Still, if you occasionally see the corners of my mouth drift up at inappropriate moments, or catch a far-away gaze in my eyes when I should be focusing on whomever’s lecturing, chances are good I’m just containing impulse and dreaming of running away – not to the circus, but the computer.

collective souls

All the rest of us who are now collectively soldiers in the war on terror…

The words there are not as surprising, nor do they leap out of the page so much as when they are summarized by others. Over the course of my weekend academic readingsMy final paper for the public health ethics course I’m taking will be on bioterrorism, biodefense, and bioethics. Mmm, bioX., I several times caught the quote “we are all soldiers in the war on terror now”, and every time it was attributed to Art Caplan. It’s the sort of thing that jumps out at you, especially when it seems not quite right, but not for any particular reason you can articulate.

So today, taking a break from virtual work, I grabbed Smart Nice, Not-So-Smart People off my bookshelf, to see if the oft-cited article was in the compilation of essays. Indeed it was, and I could read the entire article. Having read it, I feel more comfortable with the statement Caplan was making, and am a bit amused at seeing it taken so dramatically out of context elsewhere, most likely because it’s imminently quotable taken ever-so-slightly out of context.

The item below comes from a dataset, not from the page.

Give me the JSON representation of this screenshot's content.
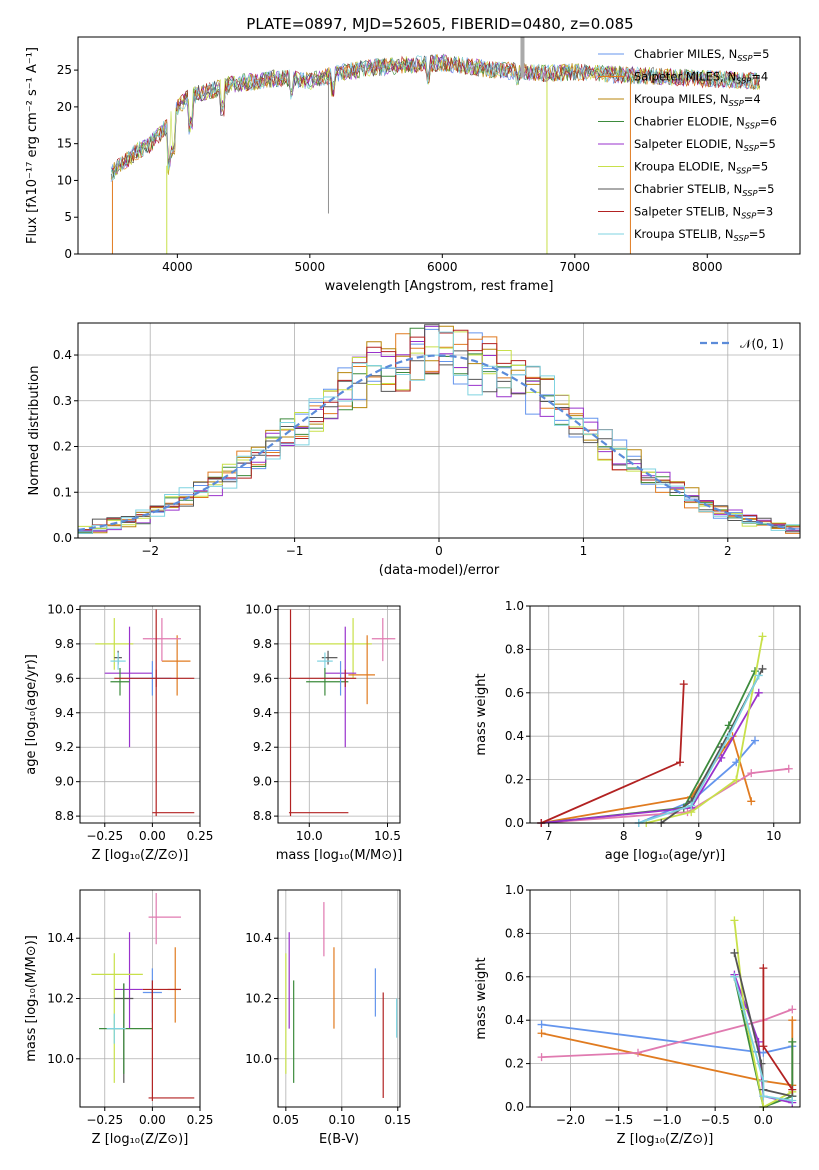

But reading the article as a whole, it was really the end of it that hit me. Not for its Caplan-esque quotability, but for the deep sadness knowledge brings about. Caplan says

After the World Wars, Korea, Vietnam and the Gulf War, those who served knew that they would get the medical care they needed. A grateful nation promised them what they had earned.

Medical care that includes falling down rooms, leaking ceilings, mold, unwashed linens. Discharing our veterans with medical injuries and then losing them to followup, or flat out deny their care – that is, if we’re not re-deploying the seriously injured.

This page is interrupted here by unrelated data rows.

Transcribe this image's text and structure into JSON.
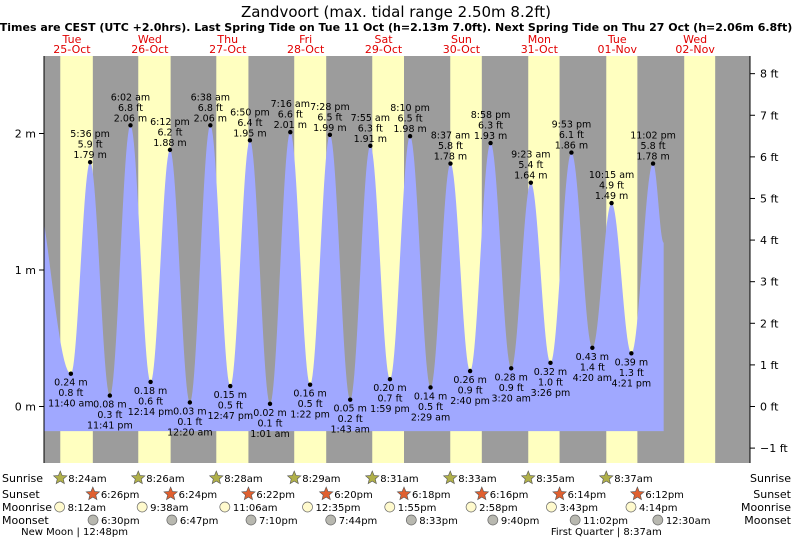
{
  "chart_data": {
    "type": "area",
    "title": "Zandvoort (max. tidal range 2.50m 8.2ft)",
    "subtitle": "Times are CEST (UTC +2.0hrs). Last Spring Tide on Tue 11 Oct (h=2.13m 7.0ft). Next Spring Tide on Thu 27 Oct (h=2.06m 6.8ft)",
    "ylim": [
      -0.42,
      2.65
    ],
    "left_axis": {
      "unit": "m",
      "ticks": [
        {
          "v": 0,
          "label": "0 m"
        },
        {
          "v": 1,
          "label": "1 m"
        },
        {
          "v": 2,
          "label": "2 m"
        }
      ]
    },
    "right_axis": {
      "unit": "ft",
      "ticks": [
        {
          "v": -1,
          "label": "−1 ft"
        },
        {
          "v": 0,
          "label": "0 ft"
        },
        {
          "v": 1,
          "label": "1 ft"
        },
        {
          "v": 2,
          "label": "2 ft"
        },
        {
          "v": 3,
          "label": "3 ft"
        },
        {
          "v": 4,
          "label": "4 ft"
        },
        {
          "v": 5,
          "label": "5 ft"
        },
        {
          "v": 6,
          "label": "6 ft"
        },
        {
          "v": 7,
          "label": "7 ft"
        },
        {
          "v": 8,
          "label": "8 ft"
        }
      ]
    },
    "days": [
      {
        "weekday": "Tue",
        "date": "25-Oct",
        "sunrise": 8.4,
        "sunset": 18.43
      },
      {
        "weekday": "Wed",
        "date": "26-Oct",
        "sunrise": 8.43,
        "sunset": 18.4
      },
      {
        "weekday": "Thu",
        "date": "27-Oct",
        "sunrise": 8.47,
        "sunset": 18.37
      },
      {
        "weekday": "Fri",
        "date": "28-Oct",
        "sunrise": 8.48,
        "sunset": 18.33
      },
      {
        "weekday": "Sat",
        "date": "29-Oct",
        "sunrise": 8.52,
        "sunset": 18.3
      },
      {
        "weekday": "Sun",
        "date": "30-Oct",
        "sunrise": 8.55,
        "sunset": 18.27
      },
      {
        "weekday": "Mon",
        "date": "31-Oct",
        "sunrise": 8.58,
        "sunset": 18.23
      },
      {
        "weekday": "Tue",
        "date": "01-Nov",
        "sunrise": 8.62,
        "sunset": 18.2
      },
      {
        "weekday": "Wed",
        "date": "02-Nov",
        "sunrise": 8.63,
        "sunset": 18.17
      }
    ],
    "tide_start": {
      "t": -0.5,
      "h": 1.68
    },
    "tide_end": {
      "t": 194.3,
      "h": 1.2
    },
    "tides": [
      {
        "t": 11.67,
        "h": 0.24,
        "type": "low",
        "lines": [
          "0.24 m",
          "0.8 ft",
          "11:40 am"
        ]
      },
      {
        "t": 17.6,
        "h": 1.79,
        "type": "high",
        "lines": [
          "5:36 pm",
          "5.9 ft",
          "1.79 m"
        ]
      },
      {
        "t": 23.68,
        "h": 0.08,
        "type": "low",
        "lines": [
          "0.08 m",
          "0.3 ft",
          "11:41 pm"
        ]
      },
      {
        "t": 30.03,
        "h": 2.06,
        "type": "high",
        "lines": [
          "6:02 am",
          "6.8 ft",
          "2.06 m"
        ]
      },
      {
        "t": 36.23,
        "h": 0.18,
        "type": "low",
        "lines": [
          "0.18 m",
          "0.6 ft",
          "12:14 pm"
        ]
      },
      {
        "t": 42.2,
        "h": 1.88,
        "type": "high",
        "lines": [
          "6:12 pm",
          "6.2 ft",
          "1.88 m"
        ]
      },
      {
        "t": 48.33,
        "h": 0.03,
        "type": "low",
        "lines": [
          "0.03 m",
          "0.1 ft",
          "12:20 am"
        ]
      },
      {
        "t": 54.63,
        "h": 2.06,
        "type": "high",
        "lines": [
          "6:38 am",
          "6.8 ft",
          "2.06 m"
        ]
      },
      {
        "t": 60.78,
        "h": 0.15,
        "type": "low",
        "lines": [
          "0.15 m",
          "0.5 ft",
          "12:47 pm"
        ]
      },
      {
        "t": 66.83,
        "h": 1.95,
        "type": "high",
        "lines": [
          "6:50 pm",
          "6.4 ft",
          "1.95 m"
        ]
      },
      {
        "t": 73.02,
        "h": 0.02,
        "type": "low",
        "lines": [
          "0.02 m",
          "0.1 ft",
          "1:01 am"
        ]
      },
      {
        "t": 79.27,
        "h": 2.01,
        "type": "high",
        "lines": [
          "7:16 am",
          "6.6 ft",
          "2.01 m"
        ]
      },
      {
        "t": 85.37,
        "h": 0.16,
        "type": "low",
        "lines": [
          "0.16 m",
          "0.5 ft",
          "1:22 pm"
        ]
      },
      {
        "t": 91.47,
        "h": 1.99,
        "type": "high",
        "lines": [
          "7:28 pm",
          "6.5 ft",
          "1.99 m"
        ]
      },
      {
        "t": 97.72,
        "h": 0.05,
        "type": "low",
        "lines": [
          "0.05 m",
          "0.2 ft",
          "1:43 am"
        ]
      },
      {
        "t": 103.92,
        "h": 1.91,
        "type": "high",
        "lines": [
          "7:55 am",
          "6.3 ft",
          "1.91 m"
        ]
      },
      {
        "t": 109.98,
        "h": 0.2,
        "type": "low",
        "lines": [
          "0.20 m",
          "0.7 ft",
          "1:59 pm"
        ]
      },
      {
        "t": 116.17,
        "h": 1.98,
        "type": "high",
        "lines": [
          "8:10 pm",
          "6.5 ft",
          "1.98 m"
        ]
      },
      {
        "t": 122.48,
        "h": 0.14,
        "type": "low",
        "lines": [
          "0.14 m",
          "0.5 ft",
          "2:29 am"
        ]
      },
      {
        "t": 128.62,
        "h": 1.78,
        "type": "high",
        "lines": [
          "8:37 am",
          "5.8 ft",
          "1.78 m"
        ]
      },
      {
        "t": 134.67,
        "h": 0.26,
        "type": "low",
        "lines": [
          "0.26 m",
          "0.9 ft",
          "2:40 pm"
        ]
      },
      {
        "t": 140.97,
        "h": 1.93,
        "type": "high",
        "lines": [
          "8:58 pm",
          "6.3 ft",
          "1.93 m"
        ]
      },
      {
        "t": 147.33,
        "h": 0.28,
        "type": "low",
        "lines": [
          "0.28 m",
          "0.9 ft",
          "3:20 am"
        ]
      },
      {
        "t": 153.38,
        "h": 1.64,
        "type": "high",
        "lines": [
          "9:23 am",
          "5.4 ft",
          "1.64 m"
        ]
      },
      {
        "t": 159.43,
        "h": 0.32,
        "type": "low",
        "lines": [
          "0.32 m",
          "1.0 ft",
          "3:26 pm"
        ]
      },
      {
        "t": 165.88,
        "h": 1.86,
        "type": "high",
        "lines": [
          "9:53 pm",
          "6.1 ft",
          "1.86 m"
        ]
      },
      {
        "t": 172.33,
        "h": 0.43,
        "type": "low",
        "lines": [
          "0.43 m",
          "1.4 ft",
          "4:20 am"
        ]
      },
      {
        "t": 178.25,
        "h": 1.49,
        "type": "high",
        "lines": [
          "10:15 am",
          "4.9 ft",
          "1.49 m"
        ]
      },
      {
        "t": 184.35,
        "h": 0.39,
        "type": "low",
        "lines": [
          "0.39 m",
          "1.3 ft",
          "4:21 pm"
        ]
      },
      {
        "t": 191.03,
        "h": 1.78,
        "type": "high",
        "lines": [
          "11:02 pm",
          "5.8 ft",
          "1.78 m"
        ]
      }
    ],
    "bottom_rows": [
      {
        "label": "Sunrise",
        "kind": "sun",
        "events": [
          {
            "t": 8.4,
            "text": "8:24am"
          },
          {
            "t": 32.43,
            "text": "8:26am"
          },
          {
            "t": 56.47,
            "text": "8:28am"
          },
          {
            "t": 80.48,
            "text": "8:29am"
          },
          {
            "t": 104.52,
            "text": "8:31am"
          },
          {
            "t": 128.55,
            "text": "8:33am"
          },
          {
            "t": 152.58,
            "text": "8:35am"
          },
          {
            "t": 176.62,
            "text": "8:37am"
          }
        ]
      },
      {
        "label": "Sunset",
        "kind": "sunset",
        "events": [
          {
            "t": 18.43,
            "text": "6:26pm"
          },
          {
            "t": 42.4,
            "text": "6:24pm"
          },
          {
            "t": 66.37,
            "text": "6:22pm"
          },
          {
            "t": 90.33,
            "text": "6:20pm"
          },
          {
            "t": 114.3,
            "text": "6:18pm"
          },
          {
            "t": 138.27,
            "text": "6:16pm"
          },
          {
            "t": 162.23,
            "text": "6:14pm"
          },
          {
            "t": 186.2,
            "text": "6:12pm"
          }
        ]
      },
      {
        "label": "Moonrise",
        "kind": "moonrise",
        "events": [
          {
            "t": 8.2,
            "text": "8:12am"
          },
          {
            "t": 33.63,
            "text": "9:38am"
          },
          {
            "t": 59.1,
            "text": "11:06am"
          },
          {
            "t": 84.58,
            "text": "12:35pm"
          },
          {
            "t": 109.92,
            "text": "1:55pm"
          },
          {
            "t": 134.97,
            "text": "2:58pm"
          },
          {
            "t": 159.72,
            "text": "3:43pm"
          },
          {
            "t": 184.23,
            "text": "4:14pm"
          }
        ]
      },
      {
        "label": "Moonset",
        "kind": "moonset",
        "events": [
          {
            "t": 18.5,
            "text": "6:30pm"
          },
          {
            "t": 42.78,
            "text": "6:47pm"
          },
          {
            "t": 67.17,
            "text": "7:10pm"
          },
          {
            "t": 91.73,
            "text": "7:44pm"
          },
          {
            "t": 116.55,
            "text": "8:33pm"
          },
          {
            "t": 141.67,
            "text": "9:40pm"
          },
          {
            "t": 167.03,
            "text": "11:02pm"
          },
          {
            "t": 192.5,
            "text": "12:30am"
          }
        ]
      }
    ],
    "moon_phases": [
      {
        "t": 12.8,
        "text": "New Moon | 12:48pm"
      },
      {
        "t": 176.62,
        "text": "First Quarter | 8:37am"
      }
    ],
    "colors": {
      "night": "#9c9c9c",
      "day": "#ffffc0",
      "water": "#a0a8ff",
      "water_edge": "#a0a8ff",
      "date": "#e00000",
      "text": "#000000",
      "star_sun": "#b0b04a",
      "star_set": "#e06030",
      "moon_rise": "#fffacd",
      "moon_set": "#b8b8b0"
    }
  }
}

If this is how we treat our actual veterans, why do we have any illusions that we will treat the people of our country any better, by granting universal access to health care? Caplan says in his article that “[i]n the new world where each of us is a target and every American is a veteran, we must make the same promise to one another.” I hate to be the bearer of bad news, but we have, and we do. We treat our veterans like we do the rest of the population: we offer a safety net that isn’t actually there, and hope no one actually falls and needs it.